Most of the news items on PNRR allocation frankly lack this "grand design"- seem to be focused on a national balance of power, e.g. the above mentioned complaint about the "not enough" element.

Not enough for what? And I am not talking about a shopping list of items- I am referring about the overall puzzle composed by those elements.

Should it be a local, i.e. Turin, puzzle? Or a regional, i.e. Piedmont, puzzle? Or a national puzzle (which, incidentally, is what PNRR stands for- National Recovery and Resilience Plan)?

Actually, even the national dimension is not enough: as the national recovery and resilience plans for each of the 27 EU Member States imply something more.

Just piling up a shopping list to calm down all the countless tribes around the country does not generate a plan for national resilience.

On Saturday February 5th, the Italian business newspaper "Il Sole 24 Ore" reported that there are 350 board-level roles that soon will need to be filled by the Government- you can read here on the website of the ADN Kronos news agency.

Generally, this is in Italy implies a partitioning between tribes.

Do not worry: I do not belong to any tribe and, anyway, recently asked to the Ministry of Foreign Affairs an update on the informal advice I was given in 2009 on how to renounce Italian citizenship, and was provided a link to the Ministero dell'Interno.

It could be interesting for some of my readers, as mainly provides advice on how to obtain Italian citizenship, also if my interest was more limited to a specific section (you can see the post on Facebook where I shared the information).

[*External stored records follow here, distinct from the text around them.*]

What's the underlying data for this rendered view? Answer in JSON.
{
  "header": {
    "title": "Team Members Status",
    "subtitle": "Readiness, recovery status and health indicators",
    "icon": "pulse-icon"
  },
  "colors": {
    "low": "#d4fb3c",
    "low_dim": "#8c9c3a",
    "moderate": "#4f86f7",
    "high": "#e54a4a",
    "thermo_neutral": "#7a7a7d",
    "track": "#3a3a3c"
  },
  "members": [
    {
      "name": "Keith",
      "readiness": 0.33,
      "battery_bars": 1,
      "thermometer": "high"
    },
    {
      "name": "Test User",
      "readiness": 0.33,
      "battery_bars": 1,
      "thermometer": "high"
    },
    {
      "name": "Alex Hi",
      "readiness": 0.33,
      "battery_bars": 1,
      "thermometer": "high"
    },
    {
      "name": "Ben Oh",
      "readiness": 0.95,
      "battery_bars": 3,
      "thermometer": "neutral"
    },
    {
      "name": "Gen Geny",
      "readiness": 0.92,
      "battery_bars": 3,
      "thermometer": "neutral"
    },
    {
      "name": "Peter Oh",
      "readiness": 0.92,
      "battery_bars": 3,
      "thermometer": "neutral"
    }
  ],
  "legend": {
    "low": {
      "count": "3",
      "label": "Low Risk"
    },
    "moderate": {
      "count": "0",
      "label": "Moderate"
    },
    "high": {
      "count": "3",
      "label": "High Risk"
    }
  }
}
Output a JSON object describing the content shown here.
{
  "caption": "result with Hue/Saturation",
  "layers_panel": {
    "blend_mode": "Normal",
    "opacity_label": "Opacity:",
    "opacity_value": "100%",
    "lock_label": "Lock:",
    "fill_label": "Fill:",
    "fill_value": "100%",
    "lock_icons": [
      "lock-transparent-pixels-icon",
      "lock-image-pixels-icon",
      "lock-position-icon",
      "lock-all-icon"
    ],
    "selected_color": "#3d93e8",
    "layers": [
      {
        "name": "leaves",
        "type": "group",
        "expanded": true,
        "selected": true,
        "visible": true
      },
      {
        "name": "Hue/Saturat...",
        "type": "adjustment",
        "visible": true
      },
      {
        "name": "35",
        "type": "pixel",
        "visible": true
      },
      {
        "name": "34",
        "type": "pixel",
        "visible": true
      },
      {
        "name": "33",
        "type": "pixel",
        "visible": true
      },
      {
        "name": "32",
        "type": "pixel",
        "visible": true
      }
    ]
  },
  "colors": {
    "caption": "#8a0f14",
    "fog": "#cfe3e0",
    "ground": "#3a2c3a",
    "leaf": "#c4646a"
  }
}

While I will still be here, I will just be a "resident analyst": there is plenty of quixotic material worth filling books about.

Oh, incidentally- I have been filling those book with my posts and articles since 2012 (and also some books): so, the train left the station long ago, hence I am not trying to "sell" anything- I might just eventually convert into something more organic what you read on this website.

I prefer to comment whatever the tribe involved, if the analysis is the same.

And now that I removed from the table the potential "personal conflicts of interests", I can refocus on the point discussed in the previous article: healing.

Healing and getting beyond the "specialist" trap

Yesterday morning went around for my Sunday morning walk.

I might have a "spring" attached to my back that brings me back to Turin since when, in 1997, first relocated abroad.

The first "call back" project in 1998 was actually in Parma, then few times in Turin and eventually Rome.

While I have to be based in Turin for my current mission, I try at least to benefit from the opportunity of a walkable city.

Well, since last year a little bit less- there is always the danger of having a runner on wheels zig-zagging under arcades between pedestrians: at least twice a day had a close encounter, in Turin.

My morning walk yesterday morning included, as generally each month on the first week-end, a visit to used book stands.

There were many when I was a kid, now, beside a small section in centre town (via Po), the first Sunday of each month nearby the old main station (Porta Nuova) there is an open air used books market that stretches for few hundred meters.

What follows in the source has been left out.